東日本大震災から2年過ぎ、何かを考えるために手にとった本です。
体裁は、鶴見俊輔氏と関川夏央氏お二人による対談を起こしたものです。
評論家の鶴見俊輔氏は、外祖父はかの後藤新平、父は政治家鶴見祐輔という家に生まれながらも、厳格・苛烈な母親に反発して、若い頃はかなり危ない行動をとっていたようです。大衆文化への造詣も深く、漫画原作者としての経験もある関川氏との会話はなかなかいいノリで進んで行きます。
たとえば、日本の村的なものに自由主義・民主主義を感じるという鶴見氏のコメントは面白いですね。
(p52より引用) 「これが真理だ、、手の内にいま自分は真理を握っている」という感覚を、わたしは疑う。むしろ、日本の村にある感覚みたいなもの、つまり、「あいつは変なやつだけれども、殺しはしない。八分にする」という方法に可能性を感じますね。・・・
そっちの方が、魔女裁判のような感覚よりも優れて自由主義なんだ。
確かに日本での「村八分」と西洋の「魔女狩り」とを比較すると、「魔女狩り」の方が独善的な個の否定を感じますし圧政的で陰惨な仕打ちでもあります。
もうひとつ、「真理」についての鶴見氏の理解も興味深いものがあります。
(p70より引用) 真理は間違いから、逆にその方向を指定できる。
こういう間違いを自分がした。その記憶が自分の中にはっきりある。こういう間違いがあって、こういう間違いがある。いまも間違いがあるだろう。その間違いは、いままでの間違い方からいってどういうものだろうかと推し量る。ゆっくり考えていけば、それがある方向を指している。それが真理の方向になる。
これは私の考えです。だから真理を方向感覚と考える。その場合、間違いの記憶を保っていることが必要なんだ。これは消極的能力でしょう。
負けたことを忘れない、間違ったことを忘れない・・・、こういった「消極的能力」を重ねることにより、真理を絶対的な「定点」としてではなく、「方向」として認識するという考えは、私にとっては新たな気づきでした。
そのほかにも、関川氏との会話で語られる鶴見氏の言葉は刺激に満ちています。
“1905年”、日露戦争の辛勝を契機としたある種の錯覚に基づく日本社会の大きな転換の指摘もそうですし、自らの半生を顧みての深い気づきの言葉もそうです。

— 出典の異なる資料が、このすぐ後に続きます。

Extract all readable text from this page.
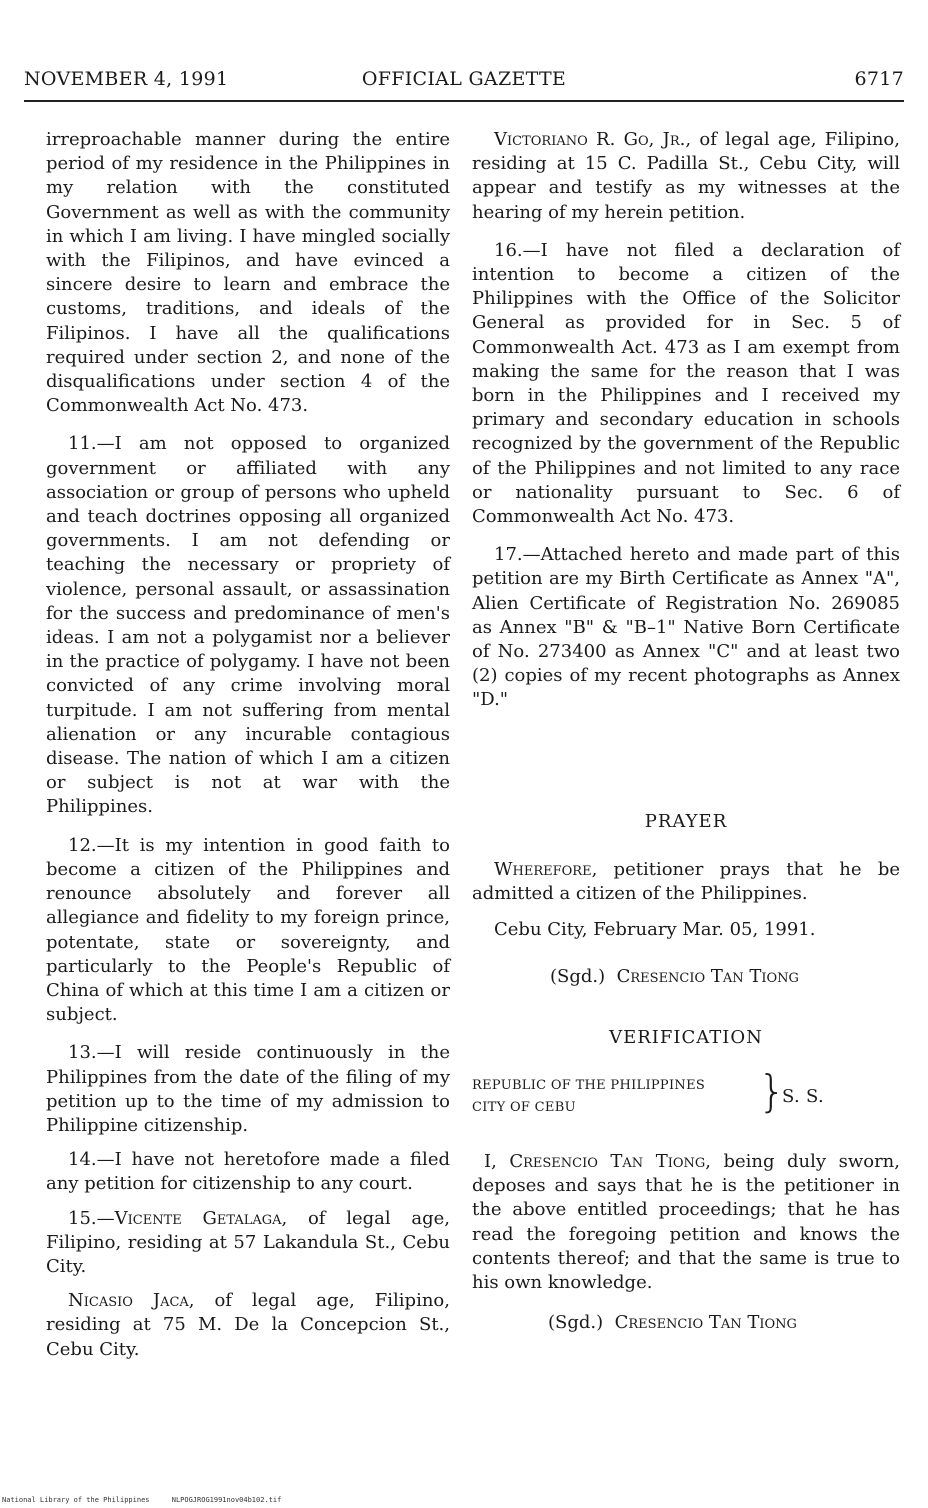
NOVEMBER 4, 1991	OFFICIAL GAZETTE	6717

irreproachable manner during the entire period of my residence in the Philippines in my relation with the constituted Government as well as with the community in which I am living. I have mingled socially with the Filipinos, and have evinced a sincere desire to learn and embrace the customs, traditions, and ideals of the Filipinos. I have all the qualifications required under section 2, and none of the disqualifications under section 4 of the Commonwealth Act No. 473.

11.—I am not opposed to organized government or affiliated with any association or group of persons who upheld and teach doctrines opposing all organized governments. I am not defending or teaching the necessary or propriety of violence, personal assault, or assassination for the success and predominance of men's ideas. I am not a polygamist nor a believer in the practice of polygamy. I have not been convicted of any crime involving moral turpitude. I am not suffering from mental alienation or any incurable contagious disease. The nation of which I am a citizen or subject is not at war with the Philippines.

12.—It is my intention in good faith to become a citizen of the Philippines and renounce absolutely and forever all allegiance and fidelity to my foreign prince, potentate, state or sovereignty, and particularly to the People's Republic of China of which at this time I am a citizen or subject.

13.—I will reside continuously in the Philippines from the date of the filing of my petition up to the time of my admission to Philippine citizenship.

14.—I have not heretofore made a filed any petition for citizenship to any court.

15.—Vicente Getalaga, of legal age, Filipino, residing at 57 Lakandula St., Cebu City.

Nicasio Jaca, of legal age, Filipino, residing at 75 M. De la Concepcion St., Cebu City.

Victoriano R. Go, Jr., of legal age, Filipino, residing at 15 C. Padilla St., Cebu City, will appear and testify as my witnesses at the hearing of my herein petition.

16.—I have not filed a declaration of intention to become a citizen of the Philippines with the Office of the Solicitor General as provided for in Sec. 5 of Commonwealth Act. 473 as I am exempt from making the same for the reason that I was born in the Philippines and I received my primary and secondary education in schools recognized by the government of the Republic of the Philippines and not limited to any race or nationality pursuant to Sec. 6 of Commonwealth Act No. 473.

17.—Attached hereto and made part of this petition are my Birth Certificate as Annex "A", Alien Certificate of Registration No. 269085 as Annex "B" & "B–1" Native Born Certificate of No. 273400 as Annex "C" and at least two (2) copies of my recent photographs as Annex "D."

PRAYER

Wherefore, petitioner prays that he be admitted a citizen of the Philippines.
Cebu City, February Mar. 05, 1991.
(Sgd.) Cresencio Tan Tiong

VERIFICATION

REPUBLIC OF THE PHILIPPINES
CITY OF CEBU	}
S. S.
I, Cresencio Tan Tiong, being duly sworn, deposes and says that he is the petitioner in the above entitled proceedings; that he has read the foregoing petition and knows the contents thereof; and that the same is true to his own knowledge.
(Sgd.) Cresencio Tan Tiong
National Library of the Philippines	NLPOGJROG1991nov04b102.tif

(p135より引用) いい人ほど友達として頼りにならない。いい人は世の中と一緒にぐらぐらと動いていく。でも、悪党は頼りになる、敵としても見方としてもね。悪党はある種の法則性を持っているんだ。これこれのことをやれば、これこれのことが出てくるというね。
悪党は、自分の中に「軸」を持っている、それにより周りに左右されない合理的な判断ができるということでしょう。自ら「悪党」を自認し、まともに卒業したのは小学校とハーバード大だけという鶴見氏ならでは卓見ですね。
もうひとつ、最後に書き留めておくのは“日本の知識人”を語る鶴見氏のコメントです。
(p197より引用) いま、日本の知識人は、もうアメリカの腕の中にいる。アメリカに行くと、アメリカの知識人にとっては、日本の知識人というのは具合のいい存在なんです。自分たちの出した仮説を一生懸命に学習して、それを日本ではこうだと応用してくれるから。・・・アメリカの知識人の器の中にいて、その外にいる日本の知識人は少ない。困ったことに、そのことで自分は知識人だと思っている。そして、視線を下にして、「日本の大衆は・・・」なんていっている。
アメリカ発の学説の忠実なる紹介者・解説者は大勢いますが、自らのオリジナリティを発揮する本物の知識人は稀少です。